John Moran

Personal information
- Born: 1945/1946
- Nationality: American

Career history

Coaching
- 1990–1999: Indiana (assistant)
- 2004: Shell Turbo Chargers

= John Moran (basketball) =

American basketball coach

John Moran is an American coach who was notable for serving as head coach of Shell Turbo Chargers in the PBA.

== Coaching career ==
A former assistant of Bob Knight at Indiana, Moran was hired as head coach of Shell Turbo Chargers in the PBA, replacing Perry Ronquillo. But due to Basketball Coaches Association of the Philippines' skepticism of hiring non-Filipino coaches for the league, Moran's appointment was expected to be under protest, but the association let Moran coach NBA.

In his PBA coaching career, Moran was noted for benching its rookie Rich Alvarez and only winning once out of first five games. He was later fired and replaced by Leo Austria. Even though, some league key people like Tim Cone and Asi Taulava applauded Moran's offensive system.

After Shell stint, he was rumored to be a consultant for some PBA teams, but it did not materialized.

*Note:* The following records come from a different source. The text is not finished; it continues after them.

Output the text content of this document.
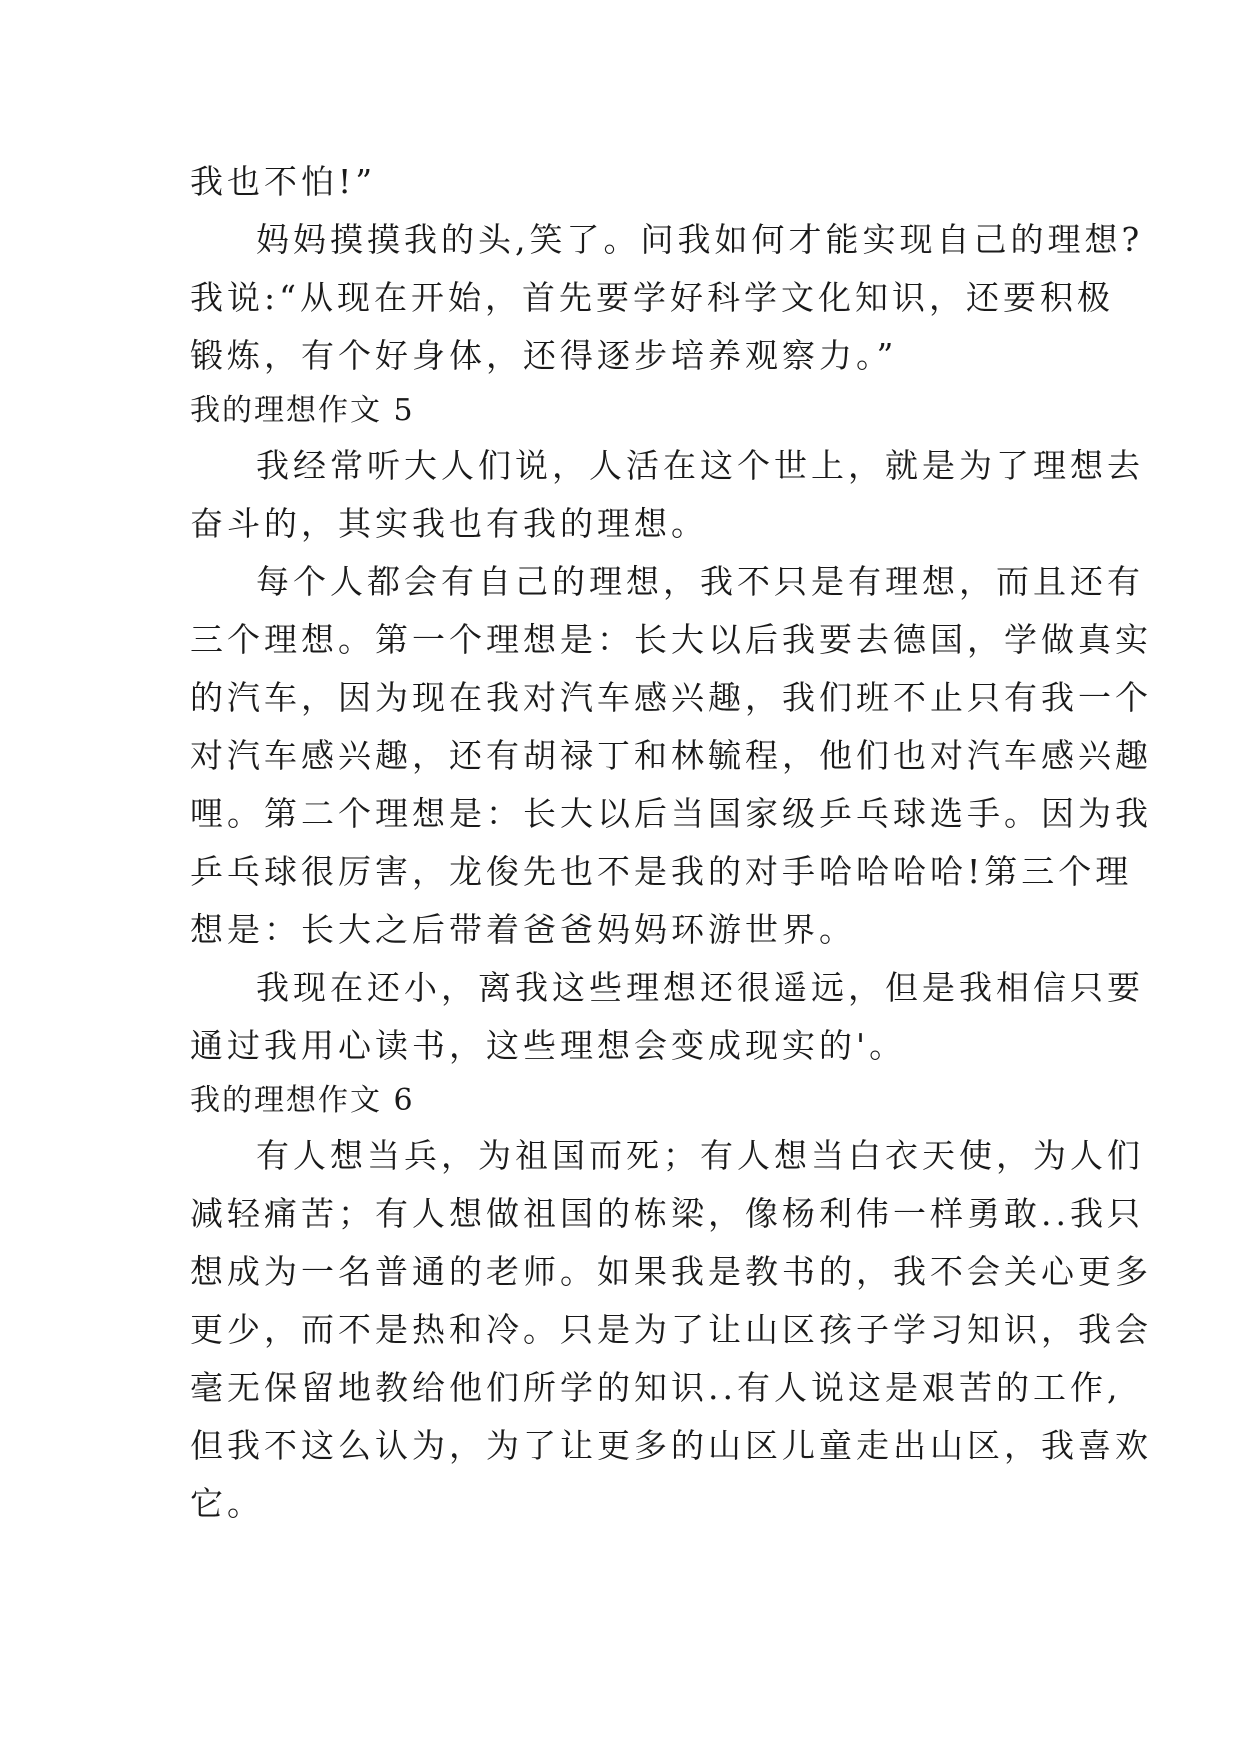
我也不怕!”
妈妈摸摸我的头,笑了。问我如何才能实现自己的理想?
我说:“从现在开始，首先要学好科学文化知识，还要积极
锻炼，有个好身体，还得逐步培养观察力。”
我的理想作文 5
我经常听大人们说，人活在这个世上，就是为了理想去
奋斗的，其实我也有我的理想。
每个人都会有自己的理想，我不只是有理想，而且还有
三个理想。第一个理想是：长大以后我要去德国，学做真实
的汽车，因为现在我对汽车感兴趣，我们班不止只有我一个
对汽车感兴趣，还有胡禄丁和林毓程，他们也对汽车感兴趣
哩。第二个理想是：长大以后当国家级乒乓球选手。因为我
乒乓球很厉害，龙俊先也不是我的对手哈哈哈哈!第三个理
想是：长大之后带着爸爸妈妈环游世界。
我现在还小，离我这些理想还很遥远，但是我相信只要
通过我用心读书，这些理想会变成现实的'。
我的理想作文 6
有人想当兵，为祖国而死；有人想当白衣天使，为人们
减轻痛苦；有人想做祖国的栋梁，像杨利伟一样勇敢..我只
想成为一名普通的老师。如果我是教书的，我不会关心更多
更少，而不是热和冷。只是为了让山区孩子学习知识，我会
毫无保留地教给他们所学的知识..有人说这是艰苦的工作,
但我不这么认为，为了让更多的山区儿童走出山区，我喜欢
它。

Moran quoted the following about his offensive system when he was coaching Shell:
I think it’s a system that can make the Philippine team easily beat Korea and Japan. If you’re selfish, you can’t play in that style. In the NBA (National Basketball Association), players have gotten to be too selfish and that’s why they struggle in international competitions against teams like Argentina and Yugoslavia.